Cibeles arriba, en Madrid, es decir, Recoletos adelante, hasta casi llegar a la estatua del esperpéntico don Ramón María del Valle Inclán, al que Dios no le haya tenido en cuenta alguna de sus extravagancias cometidas en vida, los libreros, como todos los años, han expuesto su mercancía de viejo. Los libros, en pos del comprador, buscan cobijo en los ojos de los lectores, como hubiera dicho cualquiera de los escritores allí expuestos, si a tiempo se le hubiera ocurrido la frase.

– ¡Los libros de viejo, dice usted!

Como si los libros pudieran envejecer y llegar a la ancianidad aún no remediada, como si los libros pudieran ser, como el hombre, limitados, finitos, No.

– Los libros, para que lo sepa usted, tienen, como el alma, principio, pero nunca fin. El alma, como los libros, es eviterna en consecuencia, por más que en los últimos tiempos se hable de su agonía.

El librero les cuida como a la niña de sus ojos, ¡ay de él si no lo hiciera así! como el cojo su pata de palo, como la soberbia al rico envanecido y así un largo etc. que no continuo por no aburrir.

– Cuantas cosas le cuenten en su nombre, créaselas. La vida y el libro van de la mano, igual que los niños a la salida del colegio.

Una de las cosas inverosímiles que me contaron y que si bien creí, no sin cierta incredulidad, lo confieso, pude observarlo en la última Feria del Libro Antiguo. Esto es lo que vi y ahí están tantos libreros conocedores del tema para no dejarme por mentiroso.
Don Honorato Marcuende es ya hombre mayor y como tal, se supone por sus haceres, un tanto ido, por lo que poco extraña que no se separe, ni en verano ni en invierno, de su chaquetón de pana y de su paraguas telescópico. Don Honorato, se supone a priori, es hombre precavido y sabe, seguramente amparado en sus años, por donde va a soplar el cierzo.

– ¿Conoce usted a don Honorato?
– No señor, no tengo el gusto.
– Es ese señor, el que destaca por su vestimenta de invierno en estos claros días del preludio del verano.
– Vamos, el que va a contracorriente. Clientes para arriba, él para abajo. El caso es estorbar. Si, es una forma de ser peculiar.
– Tiene cosas peores.
– Usted me dirá.
– Observe, observe y después me cuenta.

El tal don Honorato es hombre de posible, aunque ya digo que dado a la rareza y a la extravagancia. Produce curiosidad y casi nadie se explica su vestimenta. Uno, a fuerza de mirar, encontró la explicación que, aún leyéndola en los libros, me costaría creer.
Cuando termina el día, el asueto de Recoletos arriba y abajo, este hombre, por arte de birlibirloque, nunca mejor dicho, se ha metido, entre tanto refajo como le calienta la tripa, más de treinta libros. Vamos, que los ha sustraído empleando malas mañas. Para ello tiende el paraguas de plumón de cuervo –ya digo, su “modus vivendi”- y bajo de él, la mano arrambla con un libro o con un lote, que tanto le da. La manía, las neuronas desvencijadas, como le ha dicho eufemísticamente su psiquiatra al tratar el tema, son las responsables de tales vicisitudes, lapsus sin duda.

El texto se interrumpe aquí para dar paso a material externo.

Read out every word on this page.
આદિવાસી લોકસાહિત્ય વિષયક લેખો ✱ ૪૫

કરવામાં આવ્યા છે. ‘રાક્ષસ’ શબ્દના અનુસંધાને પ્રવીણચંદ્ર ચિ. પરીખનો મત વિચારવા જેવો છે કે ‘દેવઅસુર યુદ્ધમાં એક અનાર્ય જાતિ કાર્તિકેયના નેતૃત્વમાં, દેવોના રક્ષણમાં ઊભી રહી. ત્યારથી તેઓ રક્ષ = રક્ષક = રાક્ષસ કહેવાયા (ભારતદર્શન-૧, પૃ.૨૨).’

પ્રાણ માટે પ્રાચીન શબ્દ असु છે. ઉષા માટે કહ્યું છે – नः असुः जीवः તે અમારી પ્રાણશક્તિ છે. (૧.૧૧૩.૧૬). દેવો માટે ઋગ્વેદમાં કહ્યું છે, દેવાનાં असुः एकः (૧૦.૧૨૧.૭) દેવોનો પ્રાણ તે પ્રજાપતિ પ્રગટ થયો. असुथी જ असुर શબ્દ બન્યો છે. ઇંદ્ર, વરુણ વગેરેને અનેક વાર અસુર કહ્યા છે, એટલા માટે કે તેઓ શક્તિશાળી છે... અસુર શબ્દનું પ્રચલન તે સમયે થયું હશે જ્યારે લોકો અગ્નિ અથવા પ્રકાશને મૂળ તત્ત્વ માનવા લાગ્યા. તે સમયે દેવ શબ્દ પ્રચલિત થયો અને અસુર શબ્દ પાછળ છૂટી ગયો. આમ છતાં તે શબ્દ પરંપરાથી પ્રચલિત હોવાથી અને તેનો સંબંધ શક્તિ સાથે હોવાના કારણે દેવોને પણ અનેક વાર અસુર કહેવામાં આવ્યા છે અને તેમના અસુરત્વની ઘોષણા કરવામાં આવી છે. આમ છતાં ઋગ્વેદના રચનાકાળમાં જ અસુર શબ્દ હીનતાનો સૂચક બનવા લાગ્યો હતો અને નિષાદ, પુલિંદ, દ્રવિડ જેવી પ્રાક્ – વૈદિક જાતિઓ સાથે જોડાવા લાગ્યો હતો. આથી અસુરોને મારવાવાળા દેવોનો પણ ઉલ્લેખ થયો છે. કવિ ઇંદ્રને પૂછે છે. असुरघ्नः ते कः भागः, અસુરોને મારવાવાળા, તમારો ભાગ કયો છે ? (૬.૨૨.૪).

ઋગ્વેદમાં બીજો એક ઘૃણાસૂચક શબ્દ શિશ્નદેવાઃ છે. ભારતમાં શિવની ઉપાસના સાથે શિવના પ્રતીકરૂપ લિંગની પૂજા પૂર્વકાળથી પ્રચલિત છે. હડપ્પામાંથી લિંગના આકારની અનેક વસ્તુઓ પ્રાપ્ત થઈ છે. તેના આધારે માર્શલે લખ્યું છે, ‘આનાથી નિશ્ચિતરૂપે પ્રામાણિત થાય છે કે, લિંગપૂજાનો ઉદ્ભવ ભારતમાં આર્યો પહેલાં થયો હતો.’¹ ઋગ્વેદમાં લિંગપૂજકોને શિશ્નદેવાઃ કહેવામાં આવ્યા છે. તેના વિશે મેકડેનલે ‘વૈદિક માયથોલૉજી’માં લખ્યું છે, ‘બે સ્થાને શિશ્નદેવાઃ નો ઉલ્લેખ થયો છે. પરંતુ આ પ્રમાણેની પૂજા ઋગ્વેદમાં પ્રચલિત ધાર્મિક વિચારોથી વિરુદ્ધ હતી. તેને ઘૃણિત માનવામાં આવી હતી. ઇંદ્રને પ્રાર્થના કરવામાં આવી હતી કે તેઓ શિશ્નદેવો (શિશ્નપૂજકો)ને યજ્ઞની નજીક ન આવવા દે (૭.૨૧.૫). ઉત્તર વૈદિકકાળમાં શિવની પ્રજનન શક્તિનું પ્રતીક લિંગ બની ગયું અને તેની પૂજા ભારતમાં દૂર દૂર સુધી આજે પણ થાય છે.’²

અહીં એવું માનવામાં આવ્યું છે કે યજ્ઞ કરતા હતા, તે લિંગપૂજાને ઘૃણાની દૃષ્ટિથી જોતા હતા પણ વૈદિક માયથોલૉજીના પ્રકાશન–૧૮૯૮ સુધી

– ¿Y nadie se da cuenta de la sustracción?
– Claro que sí, pero nadie quiere meterse en líos y prefieren callar.
– Hemos perdido el civismo del que tanto presumían las generaciones pasadas. – Serían las suyas, que las mías se quedaron tan ricamente en casa.

P.D.- La historia de don Honorato el rico no se acaba sin decir que, tras de él, como el ángel de la guardia intentando redimir al Ángel Caído, el criado Bonerico pagaba religiosamente lo robado y así, los libreros, conociendo tales rarezas, le soportaban gustosamente las manías y le dejaban hacer. Amén.